Spain: New Regulations for VAT in Distance Sales

Published on 21 June 2021

For years now, e-commerce has not stopped growing. It is undoubtable, however, that due to the prevention measures against COVID-19, e-commerce has increased significantly. It is within this context that modifications have been made to the European Directive on VAT with respect to so-called distance sales. It must be noted that this modification is exclusively directed at sales made with final customers, not business owners, which are located in EU countries other than that of the vendor’s registered address.

The changes included refer both to the sale of goods within EU territory (now called intra-community distance sales), and to imported goods, although this article only refers to the former. Currently in distance sales, VAT from the country of origin of the goods is applied, unless they exceed certain threshholds established by the countries. In this case, the VAT to be charged should correspond to the Member State where the receiver of the goods resides.

This regime has the disadvantage that if an operator sells its articles in various EU countries, it would need to register for VAT purposes in each of them, which implies (and I speak from experience) considerable time and money. Nevertheless, from July 2021 there is a single threshold of  EUR 10,000 throughout Union for this type of sale (before, each country established its own). If said limit is exceeded, the VAT of the destination country should be applied. The most significant difference is that it is not necessary to register in each of the States; the vendor may use the system known as the “single window.

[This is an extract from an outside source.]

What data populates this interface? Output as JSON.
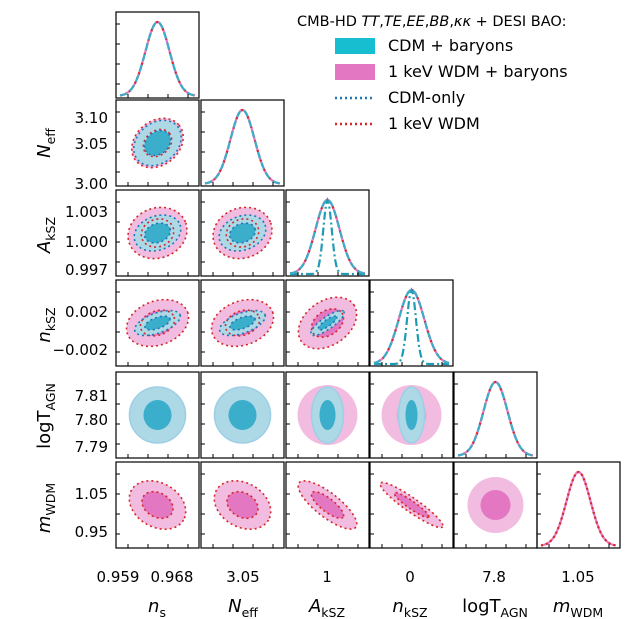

Using this system, Spanish or German business owners include invoices with VAT charged in other countries (that is, Italian or French VAT, etc.) on their VAT declarations, and the tax aurthorities of their countries collect the amounts. Then each government takes charge of transferring the money collected to each of the States in which sales of the goods have taken place. This is, evidently, a simplification of business owners’ tax obligations, which is always welcome, and even more so in an international context.